Friday, April 6, 2012

2012 Lent 16: On Poetry and Faith, ctd

April is National Poetry Month, and some of my old friends (including this blog's Official Poet) have started a website for all the poems they write this month. It's pretty great, and the poem posted for today, aptly titled "Triduum," is not to be missed.

As I said in the comments on that blog, the following excerpt - words, sounds, images - is as Good Friday as it gets -
Now? The two are carrying
his corpse, ruddy flesh
spotted maroon, brown
primordial clay mottled
with drying blood still wet.
The grinding mash
of leathered feet against gravel
mimics memories of the crunch
of kernels between his teeth.


Check it, then read the rest of the poetry my smarter-than-me friends have brought into the world.

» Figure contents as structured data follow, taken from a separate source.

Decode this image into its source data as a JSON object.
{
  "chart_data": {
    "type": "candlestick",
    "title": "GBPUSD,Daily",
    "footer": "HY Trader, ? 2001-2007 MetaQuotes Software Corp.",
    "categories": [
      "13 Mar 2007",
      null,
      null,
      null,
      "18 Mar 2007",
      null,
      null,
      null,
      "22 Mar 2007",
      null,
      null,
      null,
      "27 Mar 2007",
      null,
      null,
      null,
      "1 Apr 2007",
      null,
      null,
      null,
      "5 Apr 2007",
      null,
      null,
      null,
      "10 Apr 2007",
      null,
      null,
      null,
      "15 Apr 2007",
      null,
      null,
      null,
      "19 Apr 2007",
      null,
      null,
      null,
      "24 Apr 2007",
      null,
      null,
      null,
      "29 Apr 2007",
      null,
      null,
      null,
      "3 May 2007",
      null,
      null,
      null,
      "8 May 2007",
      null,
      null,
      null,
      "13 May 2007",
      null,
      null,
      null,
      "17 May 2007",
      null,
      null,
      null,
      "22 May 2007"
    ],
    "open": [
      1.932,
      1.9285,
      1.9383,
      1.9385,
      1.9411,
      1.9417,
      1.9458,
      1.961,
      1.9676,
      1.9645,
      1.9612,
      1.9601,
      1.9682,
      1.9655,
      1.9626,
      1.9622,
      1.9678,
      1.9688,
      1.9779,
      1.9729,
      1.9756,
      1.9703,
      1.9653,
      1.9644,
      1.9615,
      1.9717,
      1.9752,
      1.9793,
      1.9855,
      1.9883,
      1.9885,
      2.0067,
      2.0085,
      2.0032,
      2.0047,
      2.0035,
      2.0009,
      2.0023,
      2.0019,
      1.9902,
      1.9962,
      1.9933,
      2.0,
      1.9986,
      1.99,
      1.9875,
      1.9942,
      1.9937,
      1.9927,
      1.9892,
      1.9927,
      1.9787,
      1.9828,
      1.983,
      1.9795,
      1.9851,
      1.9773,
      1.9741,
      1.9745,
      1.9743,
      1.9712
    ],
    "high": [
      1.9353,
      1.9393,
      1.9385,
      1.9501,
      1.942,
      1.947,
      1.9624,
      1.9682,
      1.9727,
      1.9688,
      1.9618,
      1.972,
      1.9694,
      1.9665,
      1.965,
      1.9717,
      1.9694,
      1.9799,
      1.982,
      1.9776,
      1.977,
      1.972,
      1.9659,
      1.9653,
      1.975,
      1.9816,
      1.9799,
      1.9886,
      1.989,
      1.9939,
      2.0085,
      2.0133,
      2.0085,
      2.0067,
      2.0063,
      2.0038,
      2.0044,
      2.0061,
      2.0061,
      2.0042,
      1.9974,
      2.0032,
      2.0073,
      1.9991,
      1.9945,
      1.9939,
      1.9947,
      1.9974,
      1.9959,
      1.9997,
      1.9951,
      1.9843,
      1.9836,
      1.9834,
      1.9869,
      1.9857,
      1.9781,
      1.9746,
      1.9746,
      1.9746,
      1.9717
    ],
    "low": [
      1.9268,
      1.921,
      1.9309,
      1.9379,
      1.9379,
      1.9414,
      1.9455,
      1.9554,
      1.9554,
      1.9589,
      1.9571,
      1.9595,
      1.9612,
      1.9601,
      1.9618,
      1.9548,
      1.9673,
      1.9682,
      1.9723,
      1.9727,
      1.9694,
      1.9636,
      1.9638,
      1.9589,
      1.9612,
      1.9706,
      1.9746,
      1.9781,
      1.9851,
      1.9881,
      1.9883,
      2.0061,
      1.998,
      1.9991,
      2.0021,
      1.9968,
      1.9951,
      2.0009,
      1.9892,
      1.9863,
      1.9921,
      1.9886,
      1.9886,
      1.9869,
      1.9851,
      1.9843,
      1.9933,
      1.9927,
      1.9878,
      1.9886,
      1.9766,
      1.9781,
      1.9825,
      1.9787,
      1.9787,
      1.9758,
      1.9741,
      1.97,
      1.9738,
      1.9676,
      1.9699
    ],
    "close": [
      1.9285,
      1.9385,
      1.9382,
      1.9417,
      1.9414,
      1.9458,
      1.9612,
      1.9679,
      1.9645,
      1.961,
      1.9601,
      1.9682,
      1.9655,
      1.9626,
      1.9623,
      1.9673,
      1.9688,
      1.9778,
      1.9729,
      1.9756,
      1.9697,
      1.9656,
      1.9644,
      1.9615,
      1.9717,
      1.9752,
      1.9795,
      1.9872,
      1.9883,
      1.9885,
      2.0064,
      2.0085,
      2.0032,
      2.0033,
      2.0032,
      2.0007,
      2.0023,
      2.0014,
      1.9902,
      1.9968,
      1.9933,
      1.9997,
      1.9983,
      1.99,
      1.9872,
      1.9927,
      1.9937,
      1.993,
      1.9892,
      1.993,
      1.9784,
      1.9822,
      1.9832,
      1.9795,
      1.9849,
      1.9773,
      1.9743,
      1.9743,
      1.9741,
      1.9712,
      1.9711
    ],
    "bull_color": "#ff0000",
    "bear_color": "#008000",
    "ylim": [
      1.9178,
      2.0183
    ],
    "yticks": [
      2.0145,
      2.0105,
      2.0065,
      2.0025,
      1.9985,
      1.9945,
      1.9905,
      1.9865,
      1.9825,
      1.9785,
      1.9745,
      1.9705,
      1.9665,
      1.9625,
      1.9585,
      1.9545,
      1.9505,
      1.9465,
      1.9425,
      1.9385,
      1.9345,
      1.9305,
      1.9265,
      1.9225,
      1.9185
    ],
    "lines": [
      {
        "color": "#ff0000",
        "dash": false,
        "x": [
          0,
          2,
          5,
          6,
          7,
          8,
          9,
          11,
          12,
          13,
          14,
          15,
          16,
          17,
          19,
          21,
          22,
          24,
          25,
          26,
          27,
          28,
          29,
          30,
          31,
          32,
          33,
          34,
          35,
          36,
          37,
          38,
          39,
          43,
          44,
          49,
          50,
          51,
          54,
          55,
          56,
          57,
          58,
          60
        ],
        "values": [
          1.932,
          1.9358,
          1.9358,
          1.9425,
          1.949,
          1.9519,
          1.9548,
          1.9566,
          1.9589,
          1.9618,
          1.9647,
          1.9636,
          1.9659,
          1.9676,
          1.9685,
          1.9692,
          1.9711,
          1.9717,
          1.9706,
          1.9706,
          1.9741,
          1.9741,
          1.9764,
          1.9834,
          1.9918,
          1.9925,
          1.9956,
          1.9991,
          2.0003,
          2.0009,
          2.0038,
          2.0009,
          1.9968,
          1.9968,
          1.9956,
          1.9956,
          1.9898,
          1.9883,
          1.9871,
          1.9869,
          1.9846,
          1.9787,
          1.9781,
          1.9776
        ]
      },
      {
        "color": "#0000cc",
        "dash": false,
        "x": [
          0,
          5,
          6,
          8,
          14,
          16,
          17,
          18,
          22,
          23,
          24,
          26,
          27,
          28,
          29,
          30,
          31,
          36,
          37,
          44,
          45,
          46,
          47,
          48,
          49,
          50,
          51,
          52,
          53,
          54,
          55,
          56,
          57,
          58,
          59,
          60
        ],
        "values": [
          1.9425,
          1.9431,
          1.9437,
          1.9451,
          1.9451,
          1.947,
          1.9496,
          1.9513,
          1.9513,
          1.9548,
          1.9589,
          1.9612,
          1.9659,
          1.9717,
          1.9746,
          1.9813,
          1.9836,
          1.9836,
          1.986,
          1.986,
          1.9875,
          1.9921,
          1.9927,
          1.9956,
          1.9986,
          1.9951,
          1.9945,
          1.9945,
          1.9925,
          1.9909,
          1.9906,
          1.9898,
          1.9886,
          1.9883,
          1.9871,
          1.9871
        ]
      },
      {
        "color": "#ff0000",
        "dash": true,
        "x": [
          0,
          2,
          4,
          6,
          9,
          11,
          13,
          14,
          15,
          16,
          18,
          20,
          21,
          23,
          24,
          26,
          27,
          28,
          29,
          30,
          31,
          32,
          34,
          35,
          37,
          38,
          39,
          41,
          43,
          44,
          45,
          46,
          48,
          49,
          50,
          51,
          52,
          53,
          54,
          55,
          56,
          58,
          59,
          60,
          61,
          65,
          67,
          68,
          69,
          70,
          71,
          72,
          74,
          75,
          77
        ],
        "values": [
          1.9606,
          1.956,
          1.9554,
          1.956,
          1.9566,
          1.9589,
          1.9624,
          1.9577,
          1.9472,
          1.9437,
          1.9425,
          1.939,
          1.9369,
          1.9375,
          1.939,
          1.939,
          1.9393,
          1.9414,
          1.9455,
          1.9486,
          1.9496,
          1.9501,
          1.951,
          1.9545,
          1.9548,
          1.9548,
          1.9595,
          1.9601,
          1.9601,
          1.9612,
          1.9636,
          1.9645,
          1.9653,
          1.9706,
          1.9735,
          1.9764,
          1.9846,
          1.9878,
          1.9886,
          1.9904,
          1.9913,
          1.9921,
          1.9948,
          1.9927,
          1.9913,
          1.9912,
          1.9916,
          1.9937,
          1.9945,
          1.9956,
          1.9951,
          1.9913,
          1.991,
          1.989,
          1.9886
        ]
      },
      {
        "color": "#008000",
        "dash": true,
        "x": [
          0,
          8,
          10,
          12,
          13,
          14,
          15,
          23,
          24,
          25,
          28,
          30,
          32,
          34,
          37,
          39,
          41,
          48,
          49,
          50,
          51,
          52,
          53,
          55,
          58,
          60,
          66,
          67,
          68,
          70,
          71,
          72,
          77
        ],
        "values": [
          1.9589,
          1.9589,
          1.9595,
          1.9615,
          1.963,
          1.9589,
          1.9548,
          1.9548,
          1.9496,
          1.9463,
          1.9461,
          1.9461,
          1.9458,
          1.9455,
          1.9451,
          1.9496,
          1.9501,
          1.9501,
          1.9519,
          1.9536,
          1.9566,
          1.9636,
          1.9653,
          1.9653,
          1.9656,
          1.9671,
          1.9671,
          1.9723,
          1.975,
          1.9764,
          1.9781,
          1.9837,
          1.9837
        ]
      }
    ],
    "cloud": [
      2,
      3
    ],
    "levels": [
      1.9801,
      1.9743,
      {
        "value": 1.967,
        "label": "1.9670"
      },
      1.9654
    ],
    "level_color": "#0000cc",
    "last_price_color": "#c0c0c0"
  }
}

I should add that my relationship with poetry has generally hovered near ambivalence. I skipped the poetry section in my college literature class - seriously, I didn't go to class or do the reading or write the paper, figuring I could still pull off a grade in the B-something range - and have always had to work really hard to find poetry meaningful. Or, that is, I haven't had to do that at all; instead I've mostly let poetry take its own course, my own path going elsewhere.

But of course I am vain, and I'm not comfortable labeling an entire vast realm of culture as "too smart for me." And lately, curiously enough, I've become more interested in poetry. The poem above speaks my language, or enough of it at least that I can connect with the words and images, and the sounds feel right in my mouth on a day like this one.

Anyway, poetry. Don't hate on it just because it's challenging.  Give it a chance to open your mind to connections that can't be seen any other way. Let it illuminate unspeakable mysteries like, for instance, the death of God on the cross. I don't think technical, rational, discursive writing is going to solve that one.

Poetry, on the other hand, has a chance to point us in the direction of truth, the kind of truth that can't be grabbed or wrestled away from its holder. The kind of truth we can't own, but maybe we can live into.